Advocates for tougher gun control made their voices heard loud and clear this weekend when tens of thousands gathered across Minnesota as part of nationwide protests.
The March For Our Lives has been spearheaded by young people sparked into action by February’s shooting at Marjorie Stoneman Douglas High School in Parkland, Florida, which left 17 dead.
Reverend Nancy Bence is the executive director Protect Minnesota, a group that advocates for gun safety. She says the tragedy finally pushed a lot of people into action.
“I think this last shooting somehow stepped on that nerve in America that needs to be stepped on to get regular, reasonable people who maybe haven’t gotten involved, involved,” she explains.
There were at least 13 marches in Minnesota on Saturday, and Gov. Mark Dayton even declared it ‘March For Our Lives Day.’
No Legislative Progress – Yet
Yet Reverend Bence points out that most gun-control measures have made no headway in the GOP-controlled Minnesota Legislature – including Senate File 1261, which would require background checks for private gun sales and transfers.
“Every single student and adult in this country is asking for universal criminal background checks, which of course that bill has stalled at our Legislature,” she laments.

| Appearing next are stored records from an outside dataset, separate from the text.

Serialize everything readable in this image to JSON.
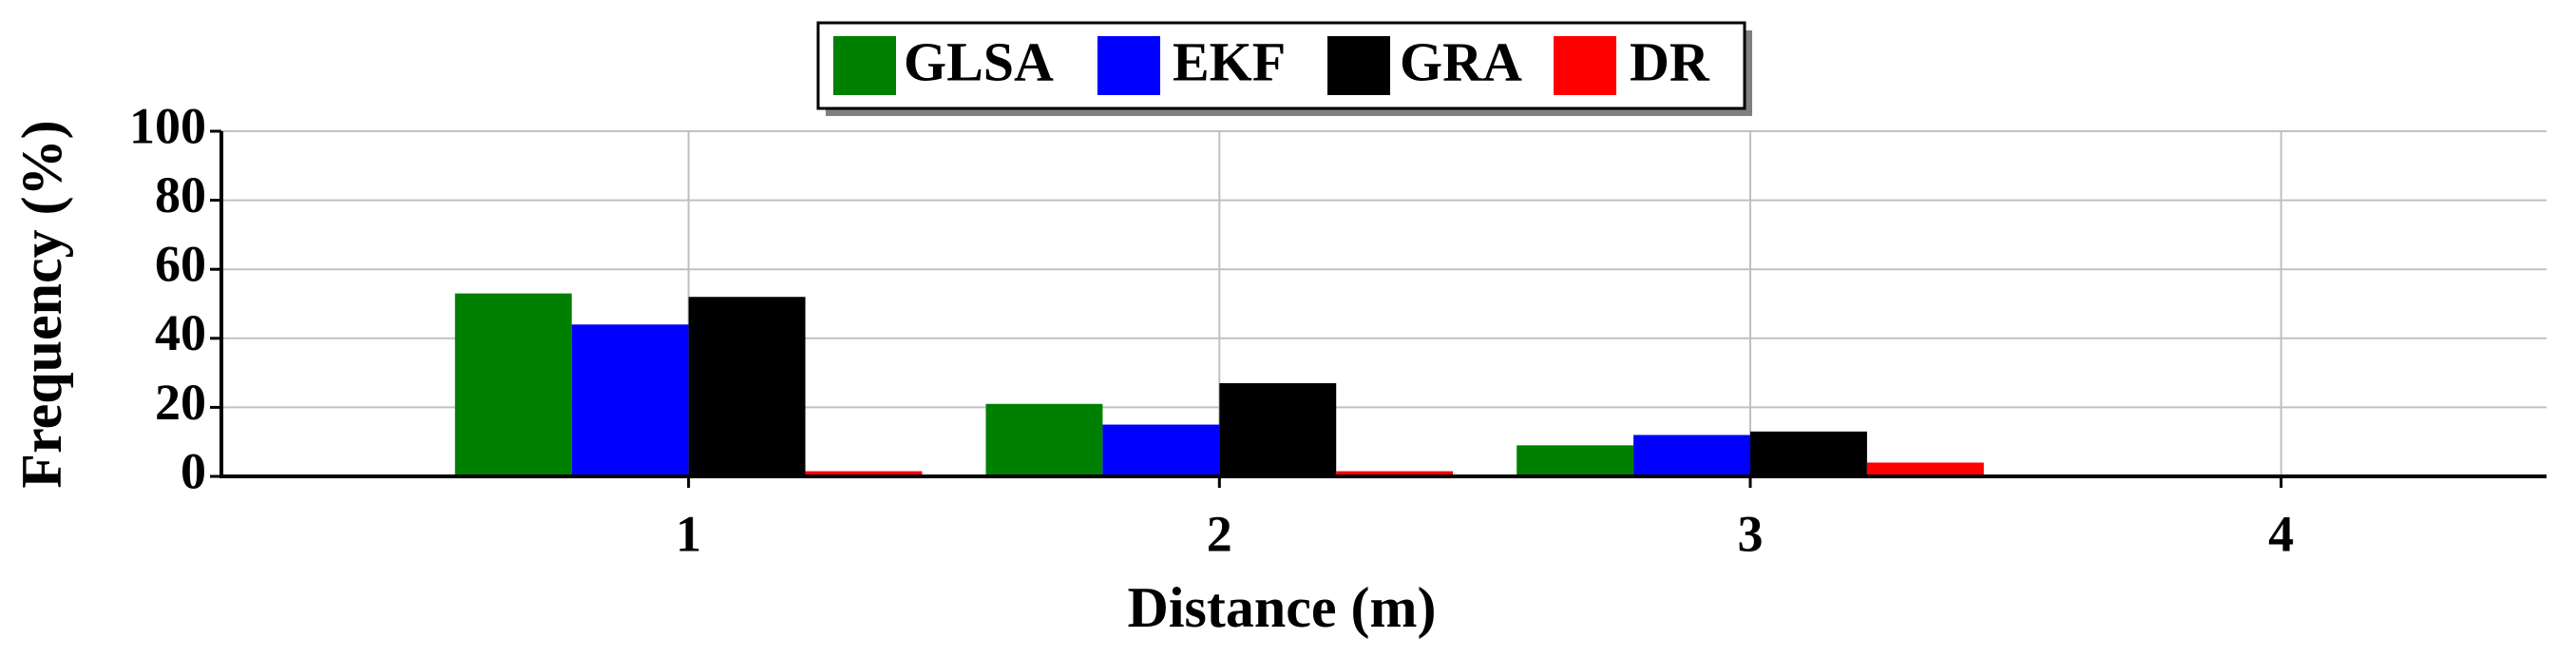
{
  "chart_data": {
    "type": "bar",
    "x_label": "Distance (m)",
    "y_label": "Frequency (%)",
    "x": [
      1,
      2,
      3,
      4
    ],
    "series": [
      {
        "name": "GLSA",
        "color": "#008000",
        "values": [
          53,
          21,
          9,
          0
        ]
      },
      {
        "name": "EKF",
        "color": "#0000ff",
        "values": [
          44,
          15,
          12,
          0
        ]
      },
      {
        "name": "GRA",
        "color": "#000000",
        "values": [
          52,
          27,
          13,
          0
        ]
      },
      {
        "name": "DR",
        "color": "#ff0000",
        "values": [
          1.5,
          1.5,
          4,
          0
        ]
      }
    ],
    "xlim": [
      0.12,
      4.5
    ],
    "xticks": [
      1,
      2,
      3,
      4
    ],
    "ylim": [
      0,
      100
    ],
    "yticks": [
      0,
      20,
      40,
      60,
      80,
      100
    ],
    "grid": true,
    "legend": "top"
  }
}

Still, Bence – whose organization led one of a number of student bus trips from Minnesota to Washington, D.C., for the main March For Our Lives event – says she is thankful for the progress that students have made in such a short time.
“We applaud the students, we are in awe of the students who have in a matter of weeks done what those of us who’ve been in gun violence prevention for a long time have not managed to do,” she says.
Bence believes there is hope for passage of meaningful gun-law reform in Minnesota and calls the legislative schedule “arbitrary.”